Primeiramente, convém relembrar que o usufruto gravado em ações da sociedade anônima é um direito constituído sobre um bem de outro, não do usufrutuário. Ao usufrutuário cabe, então, o direito real de fruir das utilidades e frutos da coisa, enquanto temporariamente destacado da propriedade.

Diante disso, a questão posta à mesa é: quais são estes frutos e quais são as utilidades da coisa, as quais tem direito o usufrutuário? Numa breve síntese pode-se dizer que os frutos são os dividendos e as demais bonificações. Já dentre as utilidades destaca-se todos os direitos que emanam das ações, tal como o direito de voto.

Nesse norte, infere-se da doutrina de Bulgarelli (1999, p. 235):

O direito de voto, considerado direito instrumental, é um dos direitos de que serve o acionista para integrar a manifestação da vontade social. De natureza complexa, é bastante discutido na doutrina, considerando-se que ele serve tanto para a tutela do interesse individual do acionista como meio instrumental para a formação da vontade da pessoa jurídica.

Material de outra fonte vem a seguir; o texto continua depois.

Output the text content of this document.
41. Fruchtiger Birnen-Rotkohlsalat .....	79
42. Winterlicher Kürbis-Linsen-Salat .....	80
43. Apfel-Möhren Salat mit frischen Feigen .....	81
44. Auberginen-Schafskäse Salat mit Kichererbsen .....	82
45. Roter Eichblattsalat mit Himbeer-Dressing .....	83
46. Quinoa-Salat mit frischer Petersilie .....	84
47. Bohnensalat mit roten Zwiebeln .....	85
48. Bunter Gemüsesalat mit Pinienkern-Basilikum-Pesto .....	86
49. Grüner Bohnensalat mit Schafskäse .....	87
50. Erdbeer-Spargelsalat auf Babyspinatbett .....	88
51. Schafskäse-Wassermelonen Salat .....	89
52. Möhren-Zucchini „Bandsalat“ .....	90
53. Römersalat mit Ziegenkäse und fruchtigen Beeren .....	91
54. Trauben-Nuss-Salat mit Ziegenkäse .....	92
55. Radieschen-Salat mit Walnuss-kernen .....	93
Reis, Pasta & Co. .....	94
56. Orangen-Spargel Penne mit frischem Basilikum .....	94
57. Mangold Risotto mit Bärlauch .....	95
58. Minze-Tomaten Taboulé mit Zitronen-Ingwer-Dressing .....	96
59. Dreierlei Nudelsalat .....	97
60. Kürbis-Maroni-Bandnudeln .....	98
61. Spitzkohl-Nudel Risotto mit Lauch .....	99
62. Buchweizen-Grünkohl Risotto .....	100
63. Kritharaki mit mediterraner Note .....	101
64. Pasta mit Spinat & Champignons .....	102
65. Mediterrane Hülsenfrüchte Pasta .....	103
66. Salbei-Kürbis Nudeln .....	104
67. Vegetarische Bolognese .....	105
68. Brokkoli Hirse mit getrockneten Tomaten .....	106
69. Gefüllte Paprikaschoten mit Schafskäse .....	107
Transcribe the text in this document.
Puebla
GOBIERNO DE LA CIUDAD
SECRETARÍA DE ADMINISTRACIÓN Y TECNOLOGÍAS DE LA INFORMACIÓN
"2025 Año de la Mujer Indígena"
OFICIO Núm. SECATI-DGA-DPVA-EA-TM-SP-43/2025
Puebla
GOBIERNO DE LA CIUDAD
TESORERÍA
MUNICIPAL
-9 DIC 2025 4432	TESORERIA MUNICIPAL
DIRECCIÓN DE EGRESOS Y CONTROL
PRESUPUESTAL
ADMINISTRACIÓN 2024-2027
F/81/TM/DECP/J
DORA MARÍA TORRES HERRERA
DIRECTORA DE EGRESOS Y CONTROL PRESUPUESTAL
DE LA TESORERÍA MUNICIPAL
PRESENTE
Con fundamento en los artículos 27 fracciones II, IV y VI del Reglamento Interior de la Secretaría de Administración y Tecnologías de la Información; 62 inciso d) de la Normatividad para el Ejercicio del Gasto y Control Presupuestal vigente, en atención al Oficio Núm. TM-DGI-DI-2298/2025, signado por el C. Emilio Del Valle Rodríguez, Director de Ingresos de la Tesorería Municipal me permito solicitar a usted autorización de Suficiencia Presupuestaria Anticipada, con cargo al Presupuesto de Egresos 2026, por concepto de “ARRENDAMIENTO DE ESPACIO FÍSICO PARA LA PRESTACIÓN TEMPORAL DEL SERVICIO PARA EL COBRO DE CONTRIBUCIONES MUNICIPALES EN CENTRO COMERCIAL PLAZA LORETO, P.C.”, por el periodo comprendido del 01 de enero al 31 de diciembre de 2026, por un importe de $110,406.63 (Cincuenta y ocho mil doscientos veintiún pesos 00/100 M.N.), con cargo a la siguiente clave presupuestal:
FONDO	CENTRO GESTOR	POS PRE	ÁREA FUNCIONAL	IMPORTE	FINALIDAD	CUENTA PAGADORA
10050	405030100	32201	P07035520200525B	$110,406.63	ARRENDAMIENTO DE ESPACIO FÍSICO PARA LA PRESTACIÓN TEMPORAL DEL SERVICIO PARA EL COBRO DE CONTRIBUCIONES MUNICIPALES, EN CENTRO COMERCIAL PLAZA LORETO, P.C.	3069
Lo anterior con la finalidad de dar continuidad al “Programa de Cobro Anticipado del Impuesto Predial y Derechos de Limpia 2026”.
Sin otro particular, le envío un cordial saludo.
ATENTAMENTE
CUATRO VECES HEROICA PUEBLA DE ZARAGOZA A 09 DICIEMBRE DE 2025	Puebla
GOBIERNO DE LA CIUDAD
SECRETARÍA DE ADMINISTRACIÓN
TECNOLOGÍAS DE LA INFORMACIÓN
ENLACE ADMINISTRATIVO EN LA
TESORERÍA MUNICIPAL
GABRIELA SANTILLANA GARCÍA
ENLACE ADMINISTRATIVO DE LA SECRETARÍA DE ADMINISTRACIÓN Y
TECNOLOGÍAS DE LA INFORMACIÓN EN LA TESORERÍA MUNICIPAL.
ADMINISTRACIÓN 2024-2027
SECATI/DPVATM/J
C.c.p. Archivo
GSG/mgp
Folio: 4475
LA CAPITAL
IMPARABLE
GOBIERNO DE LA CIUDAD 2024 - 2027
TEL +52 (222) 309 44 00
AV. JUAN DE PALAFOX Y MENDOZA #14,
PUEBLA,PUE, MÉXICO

Entende-se, portanto, modernamente, que o direito de voto deve ser exercido pelo acionista em favor do interesse social, e não em favor dos seus interesses pessoais, gerando as figuras do abuso do direito de voto e o conflito de interesses.

É nesse sentido que se firma a divergência apontada neste trabalho, haja vista que a principal das utilidades das ações – o direito de voto - sofre com a omissão legal preconizada na Lei das Sociedades Anônimas e encontra diversos entendimentos nas principais cortes brasileiras.

Elucidando ainda mais o tema, cumpre trazer à baila o disposto pela legislação especial quando se trata do exercício daquele direito de voto em caso de haver usufruto em ações da sociedade anônima.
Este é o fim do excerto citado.